As investigações apontam que o padre foi assassinado dentro de sua própria casa, atingido por golpes de martelo na cabeça e facadas no pescoço, segundo relatos da perícia. O corpo foi encontrado enrolado em um tapete, abandonado numa área de mata na zona rural de Dourados.
Os criminosos não agiram por impulso: a Polícia Civil investiga o caso como latrocínio (roubo seguido de morte). Um dos detidos confessou o assassinato e disse que tudo começou com a ideia de levar o Renegade até o Paraguai estimando a venda do veículo por cerca de R$ 40 mil.
Mas havia mais por trás do plano. Segundo depoimentos, os autores do crime queriam manter a casa do padre por tempo suficiente para “promover eventos” com amigos, como festas ou encontros. Além disso, foram roubados caixa registradora de objetos pessoais: dinheiro, joias, celular, e até itens domésticos todas evidências reforçam a brutalidade e a frieza do crime.

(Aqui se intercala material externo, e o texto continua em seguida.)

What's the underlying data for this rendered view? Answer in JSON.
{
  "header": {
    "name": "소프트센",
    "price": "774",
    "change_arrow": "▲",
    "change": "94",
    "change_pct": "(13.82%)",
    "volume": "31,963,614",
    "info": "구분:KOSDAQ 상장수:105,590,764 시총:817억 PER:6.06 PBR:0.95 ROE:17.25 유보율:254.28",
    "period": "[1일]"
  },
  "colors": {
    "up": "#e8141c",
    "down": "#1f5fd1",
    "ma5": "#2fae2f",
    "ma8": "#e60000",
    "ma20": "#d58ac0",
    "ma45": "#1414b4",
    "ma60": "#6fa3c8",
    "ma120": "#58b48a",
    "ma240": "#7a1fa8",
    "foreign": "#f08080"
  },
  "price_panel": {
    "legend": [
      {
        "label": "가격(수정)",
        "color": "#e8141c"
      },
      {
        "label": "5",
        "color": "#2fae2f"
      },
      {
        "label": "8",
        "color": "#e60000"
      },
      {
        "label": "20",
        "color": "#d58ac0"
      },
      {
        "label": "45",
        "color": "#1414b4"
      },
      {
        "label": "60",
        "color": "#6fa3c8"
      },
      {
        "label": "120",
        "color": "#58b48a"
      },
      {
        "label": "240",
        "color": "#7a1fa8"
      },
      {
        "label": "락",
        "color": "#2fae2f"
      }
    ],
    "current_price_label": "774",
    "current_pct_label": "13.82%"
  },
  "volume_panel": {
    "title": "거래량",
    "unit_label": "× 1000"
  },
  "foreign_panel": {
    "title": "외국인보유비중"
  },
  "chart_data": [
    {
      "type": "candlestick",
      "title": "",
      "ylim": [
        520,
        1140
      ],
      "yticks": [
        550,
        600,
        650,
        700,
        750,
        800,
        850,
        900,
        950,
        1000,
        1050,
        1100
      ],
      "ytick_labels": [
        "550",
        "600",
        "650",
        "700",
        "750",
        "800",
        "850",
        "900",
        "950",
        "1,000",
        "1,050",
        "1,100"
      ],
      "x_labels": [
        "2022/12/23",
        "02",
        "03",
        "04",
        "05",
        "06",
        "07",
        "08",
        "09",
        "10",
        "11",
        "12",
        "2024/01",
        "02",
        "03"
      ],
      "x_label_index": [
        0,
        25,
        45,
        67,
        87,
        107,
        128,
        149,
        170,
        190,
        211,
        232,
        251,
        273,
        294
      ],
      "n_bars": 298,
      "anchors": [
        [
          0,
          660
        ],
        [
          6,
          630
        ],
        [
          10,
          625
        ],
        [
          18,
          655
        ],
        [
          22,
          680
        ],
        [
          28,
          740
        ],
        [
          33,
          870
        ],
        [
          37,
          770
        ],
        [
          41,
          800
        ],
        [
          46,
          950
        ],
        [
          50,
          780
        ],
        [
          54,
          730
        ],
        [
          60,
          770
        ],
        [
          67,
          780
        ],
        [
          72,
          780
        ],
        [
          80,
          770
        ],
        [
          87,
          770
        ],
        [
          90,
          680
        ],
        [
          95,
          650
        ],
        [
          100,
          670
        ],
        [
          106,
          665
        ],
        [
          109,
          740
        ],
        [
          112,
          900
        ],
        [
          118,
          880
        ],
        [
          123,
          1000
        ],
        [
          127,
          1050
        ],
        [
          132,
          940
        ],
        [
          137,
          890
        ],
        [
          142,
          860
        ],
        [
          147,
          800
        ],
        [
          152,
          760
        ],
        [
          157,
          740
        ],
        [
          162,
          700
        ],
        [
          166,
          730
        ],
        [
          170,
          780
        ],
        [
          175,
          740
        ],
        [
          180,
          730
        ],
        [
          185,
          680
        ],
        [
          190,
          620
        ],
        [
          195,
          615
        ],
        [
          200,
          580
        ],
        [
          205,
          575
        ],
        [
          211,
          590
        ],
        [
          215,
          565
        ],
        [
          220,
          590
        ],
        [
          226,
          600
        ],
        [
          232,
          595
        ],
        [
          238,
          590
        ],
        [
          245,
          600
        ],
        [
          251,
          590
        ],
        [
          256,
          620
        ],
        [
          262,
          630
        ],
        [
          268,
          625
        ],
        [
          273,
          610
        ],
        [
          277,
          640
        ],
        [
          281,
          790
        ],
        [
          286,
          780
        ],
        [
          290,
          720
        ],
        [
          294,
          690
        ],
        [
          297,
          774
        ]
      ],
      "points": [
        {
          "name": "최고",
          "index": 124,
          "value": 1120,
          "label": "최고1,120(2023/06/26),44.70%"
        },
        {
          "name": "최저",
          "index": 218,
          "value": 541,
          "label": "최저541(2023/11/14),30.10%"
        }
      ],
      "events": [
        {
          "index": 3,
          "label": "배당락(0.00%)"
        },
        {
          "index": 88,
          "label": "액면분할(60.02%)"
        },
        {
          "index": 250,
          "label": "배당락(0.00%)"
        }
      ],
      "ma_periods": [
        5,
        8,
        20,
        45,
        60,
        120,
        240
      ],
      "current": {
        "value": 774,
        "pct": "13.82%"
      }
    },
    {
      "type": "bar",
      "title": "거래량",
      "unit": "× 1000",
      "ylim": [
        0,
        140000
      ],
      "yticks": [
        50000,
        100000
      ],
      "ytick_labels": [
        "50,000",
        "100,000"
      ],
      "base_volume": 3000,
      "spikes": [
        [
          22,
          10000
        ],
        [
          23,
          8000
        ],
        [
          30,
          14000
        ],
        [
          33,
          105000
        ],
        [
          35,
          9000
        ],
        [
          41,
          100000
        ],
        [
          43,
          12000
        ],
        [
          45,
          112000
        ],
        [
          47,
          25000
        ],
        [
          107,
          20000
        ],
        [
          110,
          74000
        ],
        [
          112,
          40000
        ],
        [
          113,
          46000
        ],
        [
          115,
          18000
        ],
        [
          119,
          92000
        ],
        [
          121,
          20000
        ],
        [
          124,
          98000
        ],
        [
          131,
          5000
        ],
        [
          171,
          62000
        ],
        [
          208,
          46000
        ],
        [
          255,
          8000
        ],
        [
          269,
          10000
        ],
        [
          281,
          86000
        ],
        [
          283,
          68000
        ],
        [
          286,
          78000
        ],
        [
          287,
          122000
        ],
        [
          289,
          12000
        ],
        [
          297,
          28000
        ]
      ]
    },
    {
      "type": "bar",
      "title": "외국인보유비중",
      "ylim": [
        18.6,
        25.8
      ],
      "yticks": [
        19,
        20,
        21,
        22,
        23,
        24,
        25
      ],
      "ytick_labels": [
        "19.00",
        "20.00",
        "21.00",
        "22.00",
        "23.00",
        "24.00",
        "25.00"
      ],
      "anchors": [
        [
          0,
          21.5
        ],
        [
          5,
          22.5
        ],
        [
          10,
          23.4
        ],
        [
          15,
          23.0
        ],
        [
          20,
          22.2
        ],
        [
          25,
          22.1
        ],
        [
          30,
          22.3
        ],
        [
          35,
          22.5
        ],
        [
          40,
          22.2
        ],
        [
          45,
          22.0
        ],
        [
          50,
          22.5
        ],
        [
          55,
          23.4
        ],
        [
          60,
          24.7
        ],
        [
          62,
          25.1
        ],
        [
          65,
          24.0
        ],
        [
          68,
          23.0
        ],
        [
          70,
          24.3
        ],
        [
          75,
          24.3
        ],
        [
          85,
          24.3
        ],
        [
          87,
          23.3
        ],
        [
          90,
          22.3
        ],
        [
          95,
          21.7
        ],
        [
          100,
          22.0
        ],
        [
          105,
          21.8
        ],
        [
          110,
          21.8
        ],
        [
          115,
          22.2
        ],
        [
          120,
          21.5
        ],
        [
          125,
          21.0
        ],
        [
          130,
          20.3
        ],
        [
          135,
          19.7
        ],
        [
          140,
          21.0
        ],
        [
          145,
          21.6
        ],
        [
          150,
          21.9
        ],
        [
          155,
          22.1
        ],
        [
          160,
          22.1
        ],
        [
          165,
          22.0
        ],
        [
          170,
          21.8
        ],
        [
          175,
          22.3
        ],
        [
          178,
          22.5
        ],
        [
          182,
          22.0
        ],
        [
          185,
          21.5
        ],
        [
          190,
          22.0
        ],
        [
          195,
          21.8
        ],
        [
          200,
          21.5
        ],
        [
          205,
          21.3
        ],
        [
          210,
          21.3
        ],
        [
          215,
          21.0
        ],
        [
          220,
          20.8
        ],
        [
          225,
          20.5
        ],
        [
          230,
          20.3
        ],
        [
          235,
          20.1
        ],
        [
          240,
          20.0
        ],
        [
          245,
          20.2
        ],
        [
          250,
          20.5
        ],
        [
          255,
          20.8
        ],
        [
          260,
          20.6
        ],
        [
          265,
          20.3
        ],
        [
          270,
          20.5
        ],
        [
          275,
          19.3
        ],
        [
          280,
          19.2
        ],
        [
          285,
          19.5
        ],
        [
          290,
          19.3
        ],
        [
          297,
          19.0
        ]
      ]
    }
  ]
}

Dois homens já foram presos pelo Setor de Investigações Gerais (SIG), flagrados conduzindo o carro do padre durante a madrugada. Com eles, a polícia apreendeu o martelo, a faca e objetos pessoais da vítima. Um dos suspeitos admitiu ter dado os golpes sob efeito de bebida alcoólica, enquanto o outro afirmou que apenas ajudou a esconder o corpo.
A notícia arrasou a comunidade católica da região. A Conferência Nacional dos Bispos do Brasil (CNBB) divulgou nota de pesar, destacando o impacto da perda de um pároco tão ativo em missões sociais.